As lactobacilli are known for notorious resistance to probe penetration, probe-specific assay protocols were experimentally developed to provide maximum cell wall permeability, probe accessibility, hybridization stringency, and fluorescence intensity. The new assays were then applied in a pilot study to three biofilm samples harvested from variably demineralized bovine enamel discs that had been carried in situ for 10 days by different volunteers. Best probe penetration and fluorescent labeling of reference strains were obtained after combined lysozyme and achromopeptidase treatment followed by exposure to lipase. Hybridization stringency had to be established strictly for each probe. Thereafter all probes showed the expected specificity with reference strains and labeled the anticipated morphotypes in dental plaques. Applied to in situ grown biofilms the set of probes detected only Lactobacillus fermentum and bacteria of the Lactobacillus casei group. The most cariogenic biofilm contained two orders of magnitude higher L. fermentum cell numbers than the other biofilms. Abiotrophia/Granulicatella and streptococci from the mitis group were found in all samples at high levels, whereas Streptococcus mutans was detected in only one sample in very low numbers.

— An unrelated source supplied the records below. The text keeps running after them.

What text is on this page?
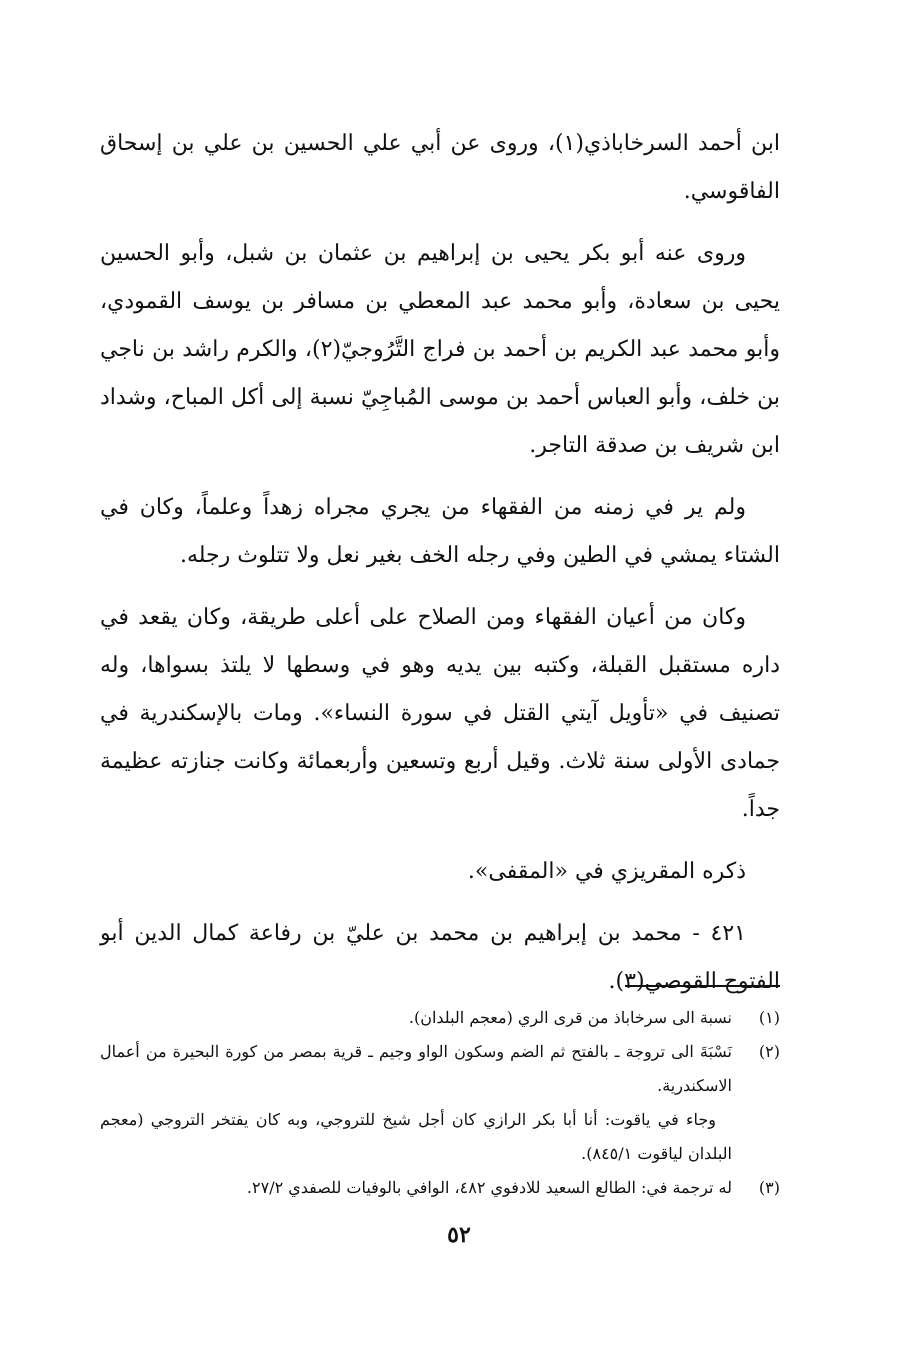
ابن أحمد السرخاباذي(١)، وروى عن أبي علي الحسين بن علي بن إسحاق الفاقوسي.

وروى عنه أبو بكر يحيى بن إبراهيم بن عثمان بن شبل، وأبو الحسين يحيى بن سعادة، وأبو محمد عبد المعطي بن مسافر بن يوسف القمودي، وأبو محمد عبد الكريم بن أحمد بن فراج التَّرُوجيّ(٢)، والكرم راشد بن ناجي بن خلف، وأبو العباس أحمد بن موسى المُباجِيّ نسبة إلى أكل المباح، وشداد ابن شريف بن صدقة التاجر.

ولم ير في زمنه من الفقهاء من يجري مجراه زهداً وعلماً، وكان في الشتاء يمشي في الطين وفي رجله الخف بغير نعل ولا تتلوث رجله.

وكان من أعيان الفقهاء ومن الصلاح على أعلى طريقة، وكان يقعد في داره مستقبل القبلة، وكتبه بين يديه وهو في وسطها لا يلتذ بسواها، وله تصنيف في «تأويل آيتي القتل في سورة النساء». ومات بالإسكندرية في جمادى الأولى سنة ثلاث. وقيل أربع وتسعين وأربعمائة وكانت جنازته عظيمة جداً.

ذكره المقريزي في «المقفى».

٤٢١ - محمد بن إبراهيم بن محمد بن عليّ بن رفاعة كمال الدين أبو الفتوح القوصي(٣).

(١)
نسبة الى سرخاباذ من قرى الري (معجم البلدان).
(٢)
نَسْبَةَ الى تروجة ـ بالفتح ثم الضم وسكون الواو وجيم ـ قرية بمصر من كورة البحيرة من أعمال الاسكندرية.
وجاء في ياقوت: أنا أبا بكر الرازي كان أجل شيخ للتروجي، وبه كان يفتخر التروجي (معجم البلدان لياقوت ٨٤٥/١).
(٣)
له ترجمة في: الطالع السعيد للادفوي ٤٨٢، الوافي بالوفيات للصفدي ٢٧/٢.
٥٢
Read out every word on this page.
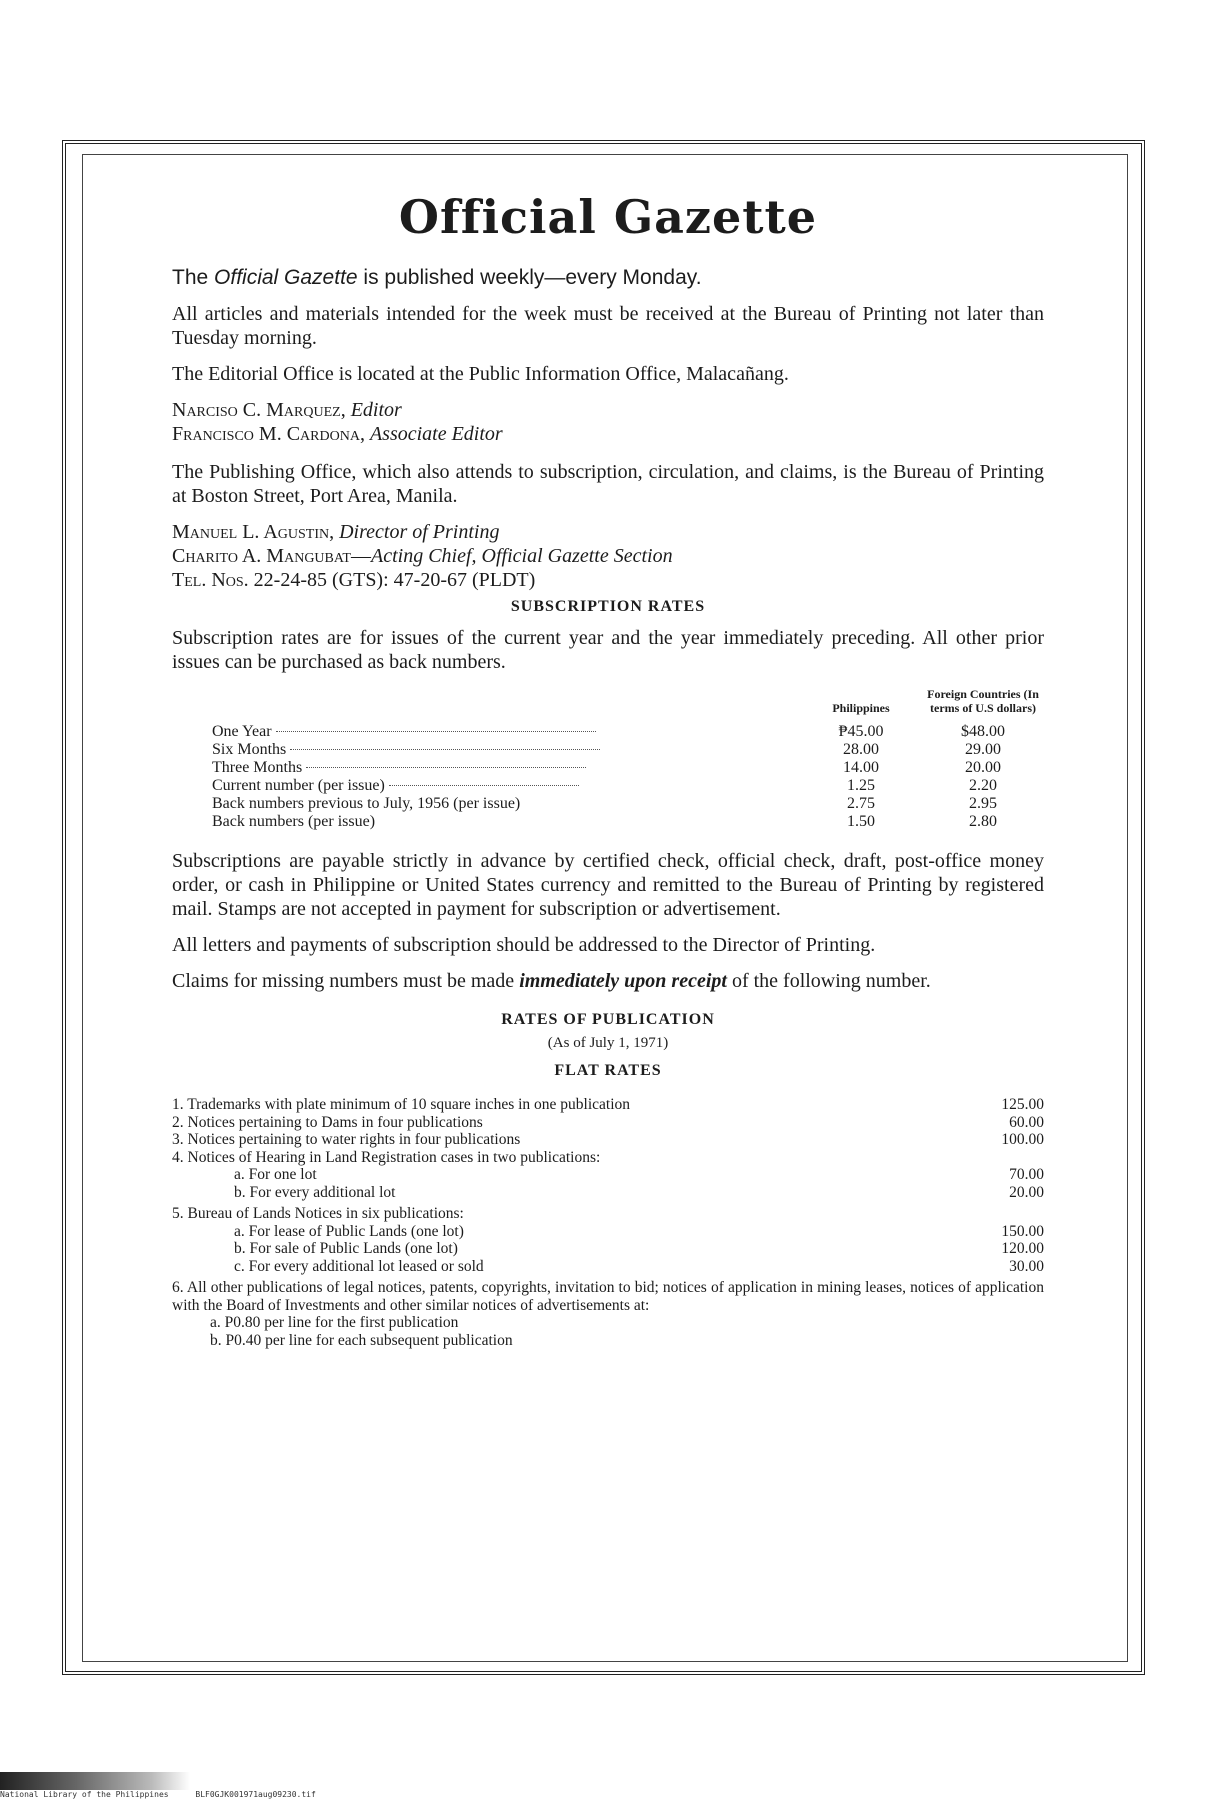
Official Gazette

The Official Gazette is published weekly—every Monday.

All articles and materials intended for the week must be received at the Bureau of Printing not later than Tuesday morning.

The Editorial Office is located at the Public Information Office, Malacañang.

Narciso C. Marquez, Editor
Francisco M. Cardona, Associate Editor

The Publishing Office, which also attends to subscription, circulation, and claims, is the Bureau of Printing at Boston Street, Port Area, Manila.

Manuel L. Agustin, Director of Printing
Charito A. Mangubat—Acting Chief, Official Gazette Section
Tel. Nos. 22-24-85 (GTS): 47-20-67 (PLDT)
SUBSCRIPTION RATES

Subscription rates are for issues of the current year and the year immediately preceding. All other prior issues can be purchased as back numbers.

	Philippines	Foreign Countries (In terms of U.S dollars)
One Year	₱45.00	$48.00
Six Months	28.00	29.00
Three Months	14.00	20.00
Current number (per issue)	1.25	2.20
Back numbers previous to July, 1956 (per issue)	2.75	2.95
Back numbers (per issue)	1.50	2.80

Subscriptions are payable strictly in advance by certified check, official check, draft, post-office money order, or cash in Philippine or United States currency and remitted to the Bureau of Printing by registered mail. Stamps are not accepted in payment for subscription or advertisement.

All letters and payments of subscription should be addressed to the Director of Printing.

Claims for missing numbers must be made immediately upon receipt of the following number.

RATES OF PUBLICATION
(As of July 1, 1971)
FLAT RATES
1. Trademarks with plate minimum of 10 square inches in one publication	125.00
2. Notices pertaining to Dams in four publications	60.00
3. Notices pertaining to water rights in four publications	100.00
4. Notices of Hearing in Land Registration cases in two publications:
a. For one lot	70.00
b. For every additional lot	20.00
5. Bureau of Lands Notices in six publications:
a. For lease of Public Lands (one lot)	150.00
b. For sale of Public Lands (one lot)	120.00
c. For every additional lot leased or sold	30.00
6. All other publications of legal notices, patents, copyrights, invitation to bid; notices of application in mining leases, notices of application with the Board of Investments and other similar notices of advertisements at:
a. P0.80 per line for the first publication
b. P0.40 per line for each subsequent publication
National Library of the Philippines	BLF0GJK001971aug09230.tif
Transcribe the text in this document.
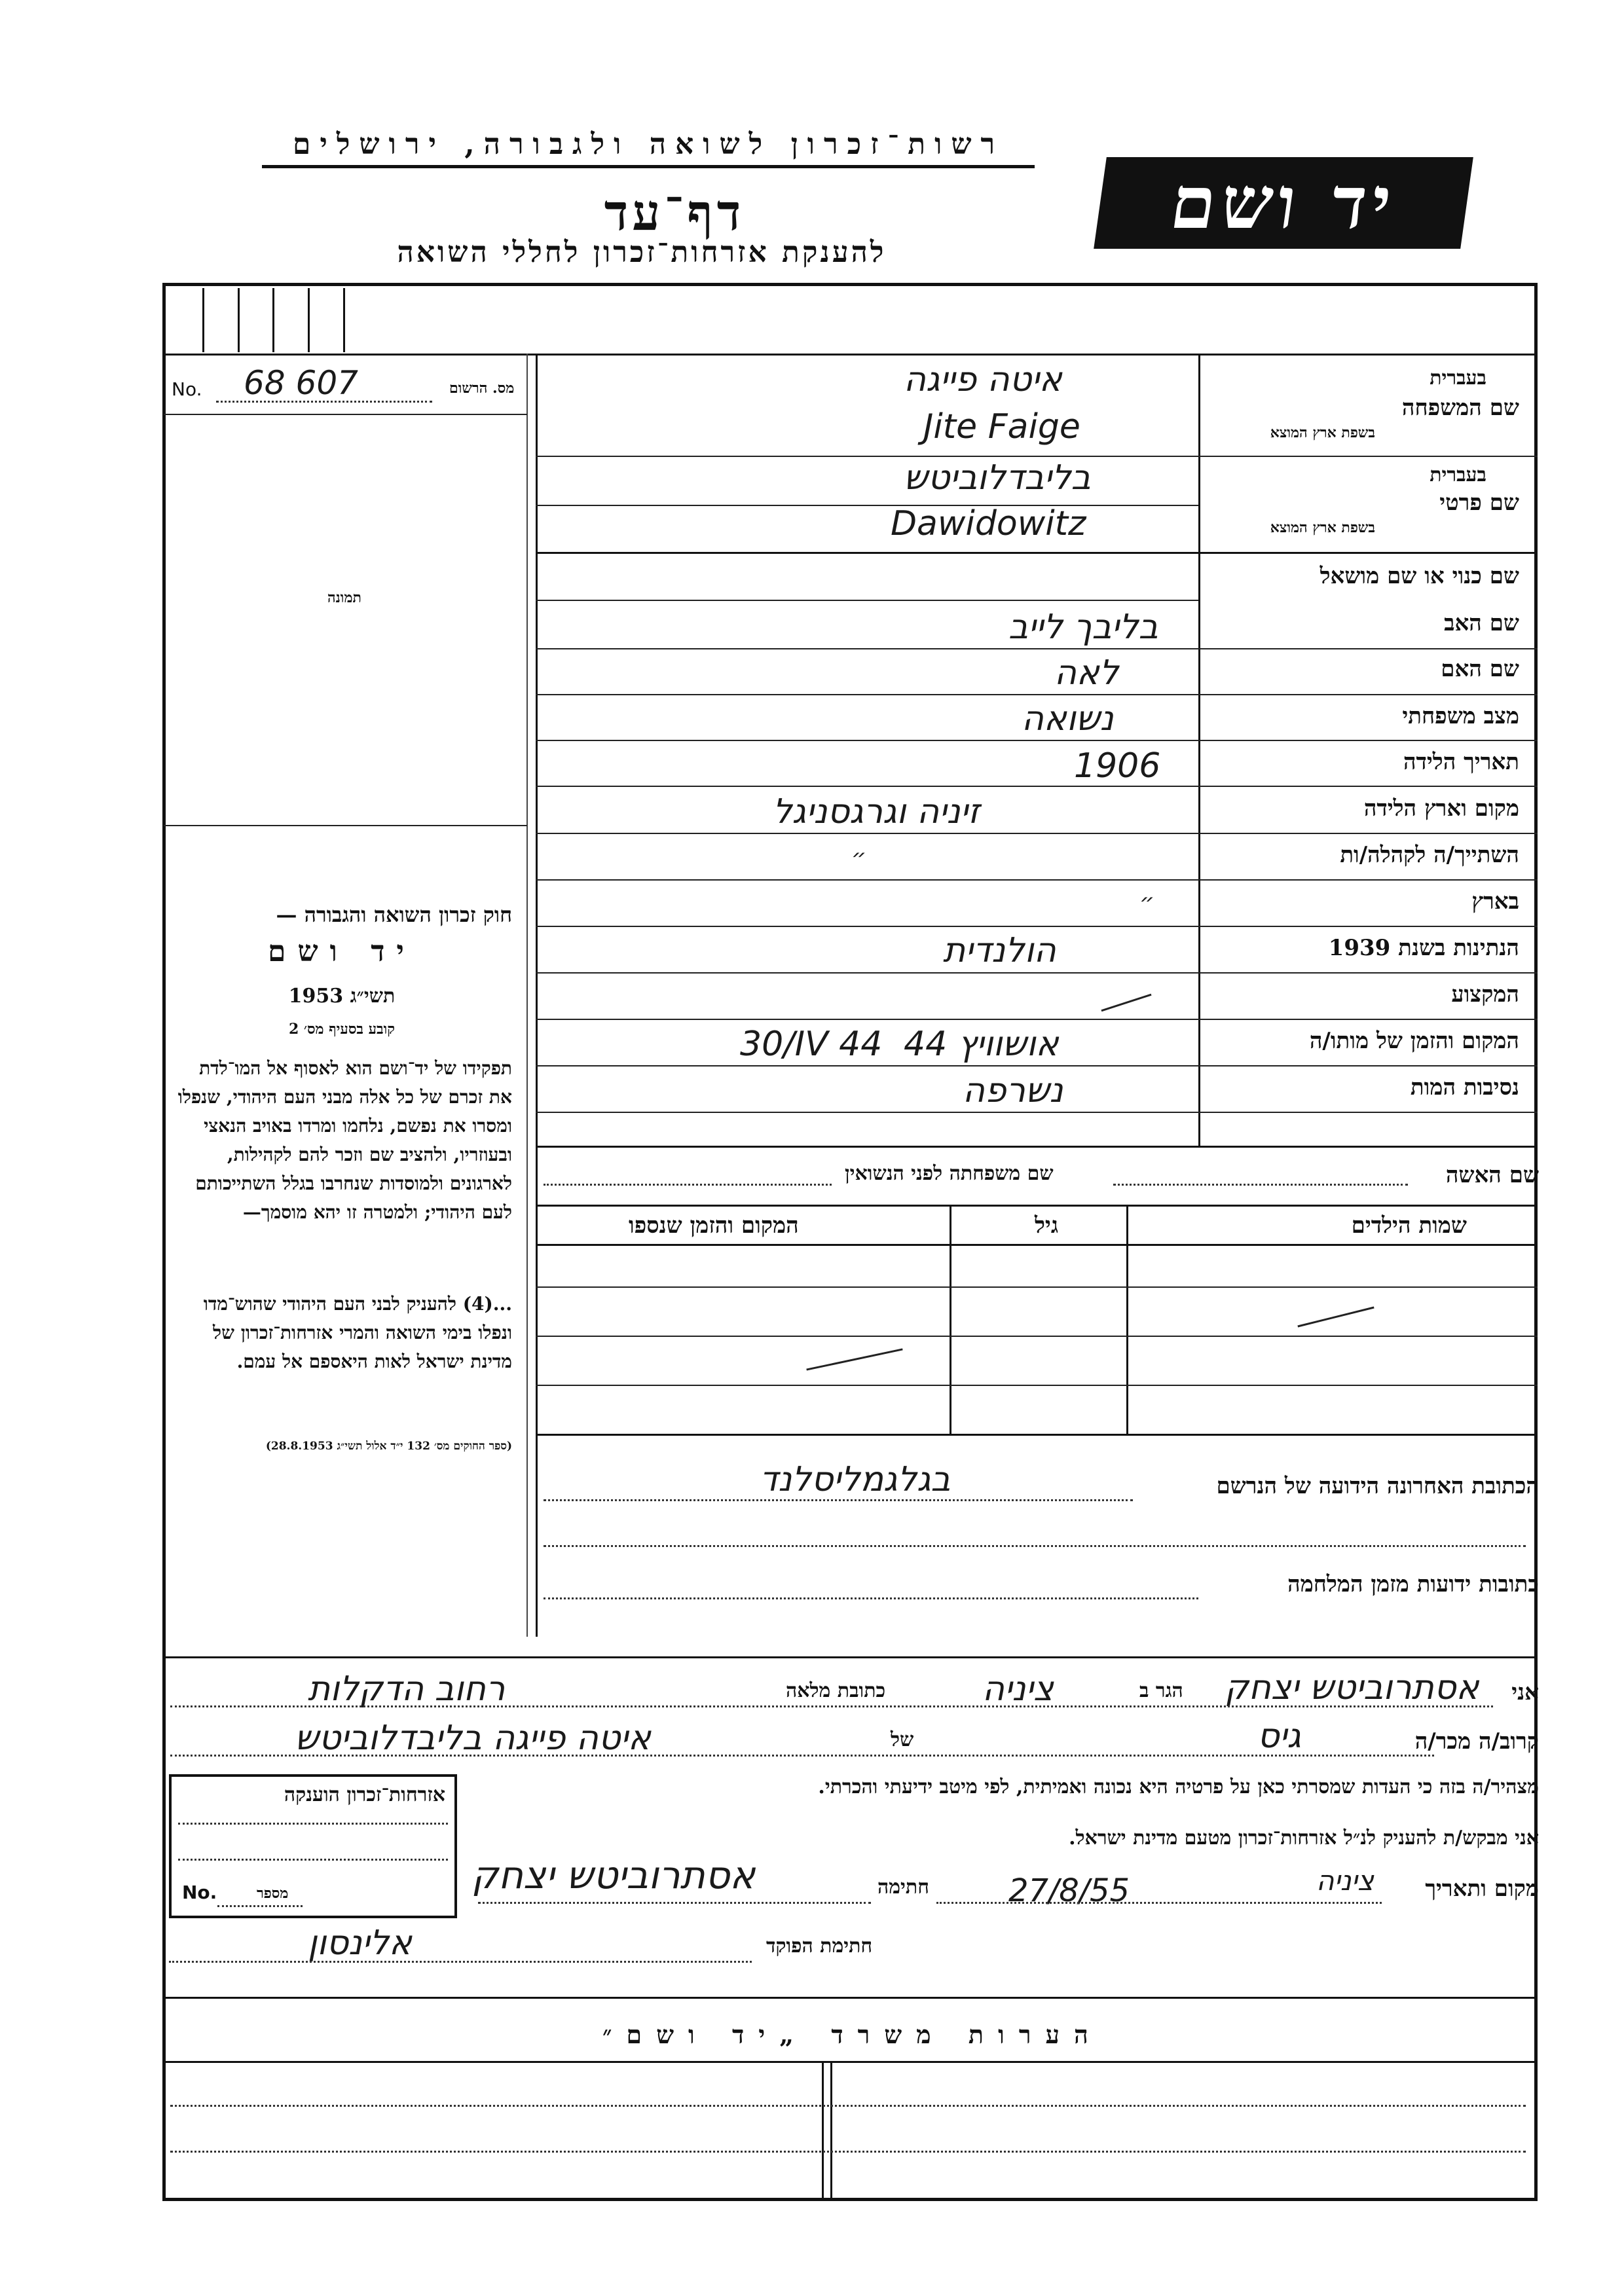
רשות־זכרון לשואה ולגבורה, ירושלים
דף־עד
להענקת אזרחות־זכרון לחללי השואה
יד ושם
No. 68 607	מס. הרשום
תמונה
חוק זכרון השואה והגבורה —
יד ושם
תשי״ג 1953
קובע בסעיף מס׳ 2
תפקידו של יד־ושם הוא לאסוף אל המו־לדת את זכרם של כל אלה מבני העם היהודי, שנפלו ומסרו את נפשם, נלחמו ומרדו באויב הנאצי ובעוזריו, ולהציב שם וזכר להם לקהילות, לארגונים ולמוסדות שנחרבו בגלל השתייכותם לעם היהודי; ולמטרה זו יהא מוסמך—
...(4) להעניק לבני העם היהודי שהוש־מדו ונפלו בימי השואה והמרי אזרחות־זכרון של מדינת ישראל לאות היאספם אל עמם.
(ספר החוקים מס׳ 132 י״ד אלול תשי״ג 28.8.1953)
בעברית
שם המשפחה
בשפת ארץ המוצא
בעברית
שם פרטי
בשפת ארץ המוצא
שם כנוי או שם מושאל
שם האב
שם האם
מצב משפחתי
תאריך הלידה
מקום וארץ הלידה
השתייך/ה לקהלה/ות
בארץ
הנתינות בשנת 1939
המקצוע
המקום והזמן של מותו/ה
נסיבות המות
איטה פייגה
Jite Faige
בליבדלוביטש
Dawidowitz
בליבך לייב
לאה
נשואה
1906
זיניה וגרגסניגל
״
״
הולנדית
אושוויץ 44
30/IV 44
נשרפה
שם האשה
שם משפחתה לפני הנשואין
שמות הילדים
גיל
המקום והזמן שנספו
הכתובת האחרונה הידועה של הנרשם
בגלגמליסלנד
כתובות ידועות מזמן המלחמה
אני
אסתרוביטש יצחק
הגר ב
ציניה
כתובת מלאה
רחוב הדקלות
קרוב/ה מכר/ה
גיס
של
איטה פייגה בליבדלוביטש
מצהיר/ה בזה כי העדות שמסרתי כאן על פרטיה היא נכונה ואמיתית, לפי מיטב ידיעתי והכרתי.
אני מבקש/ת להעניק לנ״ל אזרחות־זכרון מטעם מדינת ישראל.
מקום ותאריך
ציניה
27/8/55
חתימה
אסתרוביטש יצחק
חתימת הפוקד
אלינסון
אזרחות־זכרון הוענקה
No.	מספר
הערות משרד „יד ושם״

Application of these new group- and species-specific FISH probes to oral biofilm-forming lactic acid bacteria will allow a clearer understanding of the supragingival biome, its spatial architecture and of structure-function relationships implicated during plaque homeostasis and caries development. The probes should prove of value far beyond the field of oral microbiology, as many of them detect non-oral species and phylogenetic groups of importance in a variety of medical conditions and the food industry.